Saturday, April 3, 2010

Rereading and Teaching

Reading these secondary readings and through our class discussions, I'm starting to think about these issues not so much as how we understand them in relation to literary history, but rather how we decide to communicate them-simply, how we choose to teach these issues. Many of us are in graduate school hoping to achieve the same goal: to teach in a post-secondary institution. It is impossible to deny that we are incredibly indebted and influenced in our way of thinking through novels and rating their artistic merit by early literary critics. While our criteria of what makes good literature may have changed throughout the years, we still are in the tradition of rating, judging, critiquing literature, of expecting good literature to do certain things, to produce certain feelings in the reader.

I was interested in the emphasis on re-reading that Lynch finds in eighteenth and nineteenth novels. Lynch argues that with a burgeoning publishing market, readers needed to distinguish themselves as intelligent pursuers of art rather than vapid consumers. Lynch writes that there was "the new insistence on making reading itself an object of observation--on devising criteria that might distinguish good uses of 'every person's property' from bad and that would make some persons' relations to their properties more personalized" (130).
Lynch goes on to argue that it is both the restriction of certain books from one's reading and the rereading of others that make for a cultured reader.

Lynch uses Pride and Prejudice as an example of the importance that was inscribed in the practice of rereading. Lynch writes, "Austen identifies to her readers the proper means of and motives for literary experiences when she demonstrates that the truth of a letter is situated beneath or beyond the face of the page and when she demonstrates that character cannot be known at first sight" (131). The need for rereading suggests that literature is, using the same language Lynch uses to describe characters, round rather than flat. Literature has dimensions that require deep thought, intense attention, and rereadings and one will not acquire all that literature has to offer with just a fast reading.
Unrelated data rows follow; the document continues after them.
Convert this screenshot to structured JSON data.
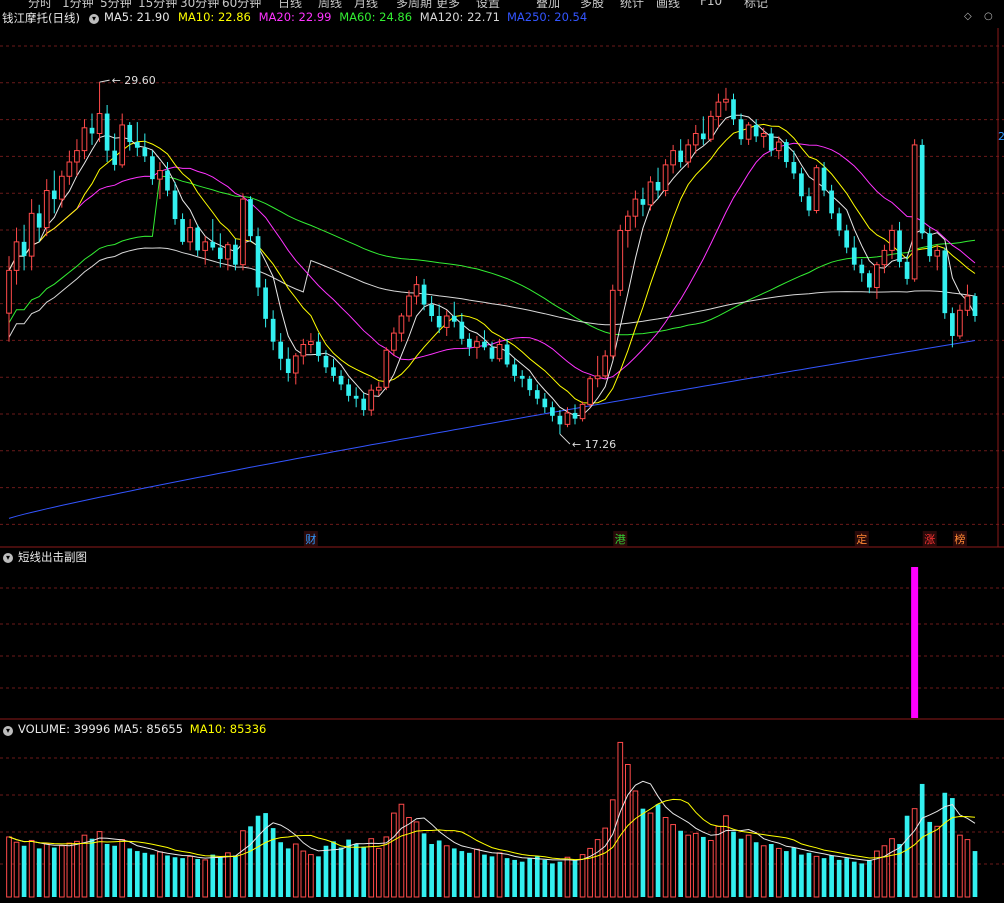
{
  "top_menu": [
    "分时",
    "1分钟",
    "5分钟",
    "15分钟",
    "30分钟",
    "60分钟",
    "日线",
    "周线",
    "月线",
    "多周期",
    "更多",
    "设置",
    "叠加",
    "多股",
    "统计",
    "画线",
    "F10",
    "标记"
  ],
  "main_header": {
    "stock_name": "钱江摩托(日线)",
    "indicators": [
      {
        "label": "MA5: 21.90",
        "color": "#e8e8e8"
      },
      {
        "label": "MA10: 22.86",
        "color": "#ffff00"
      },
      {
        "label": "MA20: 22.99",
        "color": "#ff33ff"
      },
      {
        "label": "MA60: 24.86",
        "color": "#33ee33"
      },
      {
        "label": "MA120: 22.71",
        "color": "#d8d8d8"
      },
      {
        "label": "MA250: 20.54",
        "color": "#3355ff"
      }
    ]
  },
  "sub_header": {
    "title": "短线出击副图"
  },
  "volume_header": {
    "indicators": [
      {
        "label": "VOLUME: 39996",
        "color": "#e8e8e8"
      },
      {
        "label": "MA5: 85655",
        "color": "#e8e8e8"
      },
      {
        "label": "MA10: 85336",
        "color": "#ffff00"
      }
    ]
  },
  "annotations": {
    "high": "29.60",
    "low": "17.26",
    "right_edge_value": "2"
  },
  "event_markers": [
    {
      "label": "财",
      "color": "#3399ff"
    },
    {
      "label": "港",
      "color": "#33cc33"
    },
    {
      "label": "定",
      "color": "#ff8833"
    },
    {
      "label": "涨",
      "color": "#ff3333"
    },
    {
      "label": "榜",
      "color": "#ff8833"
    }
  ],
  "colors": {
    "up": "#ff4a4a",
    "down": "#33f0f0",
    "grid": "#6b1a1a",
    "divider": "#8b1a1a",
    "signal": "#ff00ff"
  },
  "chart_data": {
    "type": "candlestick",
    "title": "钱江摩托(日线)",
    "ylim_price": [
      14.0,
      31.5
    ],
    "ylim_volume": [
      0,
      180000
    ],
    "annotations": {
      "max": 29.6,
      "min": 17.26
    },
    "candles": [
      [
        21.5,
        23.5,
        20.5,
        23.0
      ],
      [
        23.0,
        24.5,
        22.5,
        24.0
      ],
      [
        24.0,
        24.6,
        23.0,
        23.5
      ],
      [
        23.5,
        25.5,
        23.0,
        25.0
      ],
      [
        25.0,
        25.3,
        24.0,
        24.5
      ],
      [
        24.5,
        26.2,
        24.2,
        25.8
      ],
      [
        25.8,
        26.5,
        25.0,
        25.5
      ],
      [
        25.5,
        26.5,
        25.2,
        26.3
      ],
      [
        26.3,
        27.2,
        26.0,
        26.8
      ],
      [
        26.8,
        27.6,
        26.3,
        27.2
      ],
      [
        27.2,
        28.3,
        26.9,
        28.0
      ],
      [
        28.0,
        28.5,
        27.4,
        27.8
      ],
      [
        27.8,
        29.6,
        27.5,
        28.5
      ],
      [
        28.5,
        28.8,
        26.8,
        27.2
      ],
      [
        27.2,
        27.8,
        26.5,
        26.7
      ],
      [
        26.7,
        28.5,
        26.6,
        28.1
      ],
      [
        28.1,
        28.2,
        27.2,
        27.5
      ],
      [
        27.5,
        28.2,
        27.0,
        27.3
      ],
      [
        27.3,
        27.8,
        26.8,
        27.0
      ],
      [
        27.0,
        27.2,
        26.0,
        26.2
      ],
      [
        26.2,
        26.8,
        25.5,
        26.5
      ],
      [
        26.5,
        26.8,
        25.6,
        25.8
      ],
      [
        25.8,
        26.1,
        24.6,
        24.8
      ],
      [
        24.8,
        25.0,
        23.9,
        24.0
      ],
      [
        24.0,
        24.8,
        23.7,
        24.5
      ],
      [
        24.5,
        24.6,
        23.5,
        23.7
      ],
      [
        23.7,
        24.2,
        23.2,
        24.0
      ],
      [
        24.0,
        24.8,
        23.7,
        23.8
      ],
      [
        23.8,
        24.3,
        23.1,
        23.4
      ],
      [
        23.4,
        24.0,
        23.0,
        23.9
      ],
      [
        23.9,
        24.1,
        23.0,
        23.2
      ],
      [
        23.2,
        25.7,
        23.0,
        25.5
      ],
      [
        25.5,
        25.6,
        24.0,
        24.2
      ],
      [
        24.2,
        24.5,
        22.1,
        22.4
      ],
      [
        22.4,
        22.7,
        21.0,
        21.3
      ],
      [
        21.3,
        21.6,
        20.2,
        20.5
      ],
      [
        20.5,
        20.8,
        19.5,
        19.9
      ],
      [
        19.9,
        20.3,
        19.1,
        19.4
      ],
      [
        19.4,
        20.1,
        19.0,
        20.0
      ],
      [
        20.0,
        20.6,
        19.7,
        20.4
      ],
      [
        20.4,
        20.8,
        20.1,
        20.5
      ],
      [
        20.5,
        20.8,
        19.8,
        20.0
      ],
      [
        20.0,
        20.2,
        19.4,
        19.6
      ],
      [
        19.6,
        19.9,
        19.1,
        19.3
      ],
      [
        19.3,
        19.5,
        18.8,
        19.0
      ],
      [
        19.0,
        19.2,
        18.4,
        18.6
      ],
      [
        18.6,
        18.9,
        18.2,
        18.5
      ],
      [
        18.5,
        18.7,
        17.9,
        18.1
      ],
      [
        18.1,
        19.0,
        17.9,
        18.8
      ],
      [
        18.8,
        19.1,
        18.6,
        18.9
      ],
      [
        18.9,
        20.3,
        18.8,
        20.2
      ],
      [
        20.2,
        21.0,
        20.0,
        20.8
      ],
      [
        20.8,
        21.5,
        20.5,
        21.4
      ],
      [
        21.4,
        22.3,
        21.2,
        22.1
      ],
      [
        22.1,
        22.8,
        21.8,
        22.5
      ],
      [
        22.5,
        22.7,
        21.6,
        21.8
      ],
      [
        21.8,
        22.1,
        21.2,
        21.4
      ],
      [
        21.4,
        21.8,
        20.8,
        21.0
      ],
      [
        21.0,
        21.6,
        20.7,
        21.4
      ],
      [
        21.4,
        21.9,
        21.0,
        21.2
      ],
      [
        21.2,
        21.5,
        20.4,
        20.6
      ],
      [
        20.6,
        20.8,
        20.0,
        20.3
      ],
      [
        20.3,
        20.7,
        19.9,
        20.5
      ],
      [
        20.5,
        20.9,
        20.2,
        20.3
      ],
      [
        20.3,
        20.5,
        19.8,
        19.9
      ],
      [
        19.9,
        20.6,
        19.8,
        20.4
      ],
      [
        20.4,
        20.6,
        19.6,
        19.7
      ],
      [
        19.7,
        19.9,
        19.1,
        19.3
      ],
      [
        19.3,
        19.5,
        18.9,
        19.2
      ],
      [
        19.2,
        19.3,
        18.6,
        18.8
      ],
      [
        18.8,
        19.0,
        18.3,
        18.5
      ],
      [
        18.5,
        18.7,
        18.0,
        18.2
      ],
      [
        18.2,
        18.4,
        17.7,
        17.9
      ],
      [
        17.9,
        18.1,
        17.26,
        17.6
      ],
      [
        17.6,
        18.2,
        17.5,
        18.0
      ],
      [
        18.0,
        18.3,
        17.6,
        17.8
      ],
      [
        17.8,
        18.4,
        17.7,
        18.3
      ],
      [
        18.3,
        19.3,
        18.2,
        19.2
      ],
      [
        19.2,
        20.0,
        18.9,
        19.3
      ],
      [
        19.3,
        20.2,
        19.2,
        20.0
      ],
      [
        20.0,
        22.5,
        19.9,
        22.3
      ],
      [
        22.3,
        24.6,
        22.1,
        24.4
      ],
      [
        24.4,
        25.1,
        23.8,
        24.9
      ],
      [
        24.9,
        25.8,
        24.5,
        25.5
      ],
      [
        25.5,
        25.9,
        24.9,
        25.3
      ],
      [
        25.3,
        26.3,
        25.1,
        26.1
      ],
      [
        26.1,
        26.6,
        25.5,
        25.8
      ],
      [
        25.8,
        26.9,
        25.6,
        26.7
      ],
      [
        26.7,
        27.4,
        26.4,
        27.2
      ],
      [
        27.2,
        27.6,
        26.6,
        26.8
      ],
      [
        26.8,
        27.6,
        26.6,
        27.4
      ],
      [
        27.4,
        28.1,
        27.1,
        27.8
      ],
      [
        27.8,
        28.4,
        27.4,
        27.6
      ],
      [
        27.6,
        28.6,
        27.5,
        28.4
      ],
      [
        28.4,
        29.2,
        28.0,
        28.9
      ],
      [
        28.9,
        29.4,
        28.6,
        29.0
      ],
      [
        29.0,
        29.2,
        28.1,
        28.3
      ],
      [
        28.3,
        28.5,
        27.4,
        27.6
      ],
      [
        27.6,
        28.2,
        27.4,
        28.1
      ],
      [
        28.1,
        28.3,
        27.5,
        27.7
      ],
      [
        27.7,
        28.0,
        27.3,
        27.8
      ],
      [
        27.8,
        28.0,
        27.0,
        27.2
      ],
      [
        27.2,
        27.7,
        26.9,
        27.5
      ],
      [
        27.5,
        27.6,
        26.6,
        26.8
      ],
      [
        26.8,
        27.2,
        26.2,
        26.4
      ],
      [
        26.4,
        26.6,
        25.4,
        25.6
      ],
      [
        25.6,
        25.9,
        24.9,
        25.1
      ],
      [
        25.1,
        26.7,
        25.0,
        26.6
      ],
      [
        26.6,
        26.8,
        25.6,
        25.8
      ],
      [
        25.8,
        26.0,
        24.8,
        25.0
      ],
      [
        25.0,
        25.2,
        24.2,
        24.4
      ],
      [
        24.4,
        24.6,
        23.6,
        23.8
      ],
      [
        23.8,
        24.2,
        23.0,
        23.2
      ],
      [
        23.2,
        23.4,
        22.6,
        22.9
      ],
      [
        22.9,
        23.0,
        22.2,
        22.4
      ],
      [
        22.4,
        23.3,
        22.0,
        23.2
      ],
      [
        23.2,
        23.9,
        22.9,
        23.7
      ],
      [
        23.7,
        24.6,
        23.4,
        24.4
      ],
      [
        24.4,
        24.7,
        23.1,
        23.3
      ],
      [
        23.3,
        23.5,
        22.5,
        22.7
      ],
      [
        22.7,
        27.6,
        22.6,
        27.4
      ],
      [
        27.4,
        27.6,
        24.1,
        24.3
      ],
      [
        24.3,
        24.5,
        23.3,
        23.5
      ],
      [
        23.5,
        23.9,
        23.0,
        23.7
      ],
      [
        23.7,
        23.8,
        21.3,
        21.5
      ],
      [
        21.5,
        21.7,
        20.3,
        20.7
      ],
      [
        20.7,
        21.8,
        20.6,
        21.6
      ],
      [
        21.6,
        22.5,
        21.4,
        22.1
      ],
      [
        22.1,
        22.2,
        21.2,
        21.4
      ]
    ],
    "volume": [
      68000,
      62000,
      58000,
      64000,
      55000,
      60000,
      56000,
      58000,
      61000,
      63000,
      70000,
      66000,
      74000,
      60000,
      58000,
      65000,
      55000,
      52000,
      50000,
      48000,
      51000,
      47000,
      45000,
      44000,
      46000,
      43000,
      42000,
      48000,
      45000,
      50000,
      47000,
      75000,
      80000,
      92000,
      95000,
      78000,
      62000,
      55000,
      60000,
      52000,
      48000,
      46000,
      58000,
      63000,
      56000,
      65000,
      60000,
      57000,
      66000,
      55000,
      68000,
      95000,
      105000,
      90000,
      85000,
      72000,
      60000,
      64000,
      58000,
      55000,
      52000,
      50000,
      54000,
      48000,
      46000,
      50000,
      44000,
      42000,
      40000,
      44000,
      46000,
      42000,
      38000,
      40000,
      45000,
      42000,
      48000,
      55000,
      65000,
      78000,
      110000,
      175000,
      150000,
      120000,
      100000,
      95000,
      105000,
      90000,
      82000,
      75000,
      70000,
      72000,
      68000,
      64000,
      80000,
      92000,
      74000,
      66000,
      70000,
      62000,
      58000,
      60000,
      55000,
      52000,
      56000,
      48000,
      50000,
      46000,
      44000,
      47000,
      42000,
      44000,
      40000,
      38000,
      42000,
      52000,
      58000,
      66000,
      60000,
      92000,
      100000,
      128000,
      85000,
      80000,
      118000,
      112000,
      70000,
      65000,
      52000
    ],
    "signal": [
      0,
      0,
      0,
      0,
      0,
      0,
      0,
      0,
      0,
      0,
      0,
      0,
      0,
      0,
      0,
      0,
      0,
      0,
      0,
      0,
      0,
      0,
      0,
      0,
      0,
      0,
      0,
      0,
      0,
      0,
      0,
      0,
      0,
      0,
      0,
      0,
      0,
      0,
      0,
      0,
      0,
      0,
      0,
      0,
      0,
      0,
      0,
      0,
      0,
      0,
      0,
      0,
      0,
      0,
      0,
      0,
      0,
      0,
      0,
      0,
      0,
      0,
      0,
      0,
      0,
      0,
      0,
      0,
      0,
      0,
      0,
      0,
      0,
      0,
      0,
      0,
      0,
      0,
      0,
      0,
      0,
      0,
      0,
      0,
      0,
      0,
      0,
      0,
      0,
      0,
      0,
      0,
      0,
      0,
      0,
      0,
      0,
      0,
      0,
      0,
      0,
      0,
      0,
      0,
      0,
      0,
      0,
      0,
      0,
      0,
      0,
      0,
      0,
      0,
      0,
      0,
      0,
      0,
      0,
      0,
      1,
      0,
      0,
      0,
      0,
      0,
      0,
      0,
      0
    ],
    "event_marker_index": [
      40,
      81,
      113,
      122,
      126
    ],
    "ma_ending_values": {
      "MA5": 21.9,
      "MA10": 22.86,
      "MA20": 22.99,
      "MA60": 24.86,
      "MA120": 22.71,
      "MA250": 20.54
    },
    "volume_ma_ending_values": {
      "MA5": 85655,
      "MA10": 85336
    }
  }
}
So, what does this have to do with teaching? A lot. I think we have to keep in mind that one does have to be taught how to read in a certain way and that students, especially outside of our discipline, might be resistant to this idea. There were a couple of posts this week on academic blogs dealing with the issues of undergraduate students in the sciences who resent having to work in English classes. The authors of the posts summarize stories of such students who complain of certain novels making them "feel stupid," or of novels that aren't realistic or that don't somehow relate to that student's own life.

The author of the blog writes,

When I am feeling ungenerous, I think this sort of response is about the very
real lack of respect that people in the world have for my discipline. I think
that such people would never question feeling challenged or in over their heads
in a science or math class - those are "real" disciplines don't you know - but
anybody who is moderately literate and has a library card is totally as
qualified as a reader of literature as any Ph.D. Because that's the thing: this
student's antipathy to the course material and to the course itself is about the
fact that the student feels affronted by the fact that ze can't just coast
through. Ze can't fathom that there are ways of thinking about literature that
go beyond "I connect with this character" or "it's a good story." And so yeah,
ze may be expressing that as "this stuff treats me like I'm stupid and hurts my
feelings," but I think that the underlying thing is a total lack of respect.

I have been thinking this for awhile, but this blog author hit it on the nail. As long as one is literate, then one can read and to read is to read-to get all there is out of a novel. However, even if one can count, one does not assume that he/she can do advanced calculus. The insistence of reading advocates that reading is more complicated, that one must approach literature as one would approach any other sort of academic endeavour. The issue becomes how do we as educators convince resistant students that they must devote energy to reading?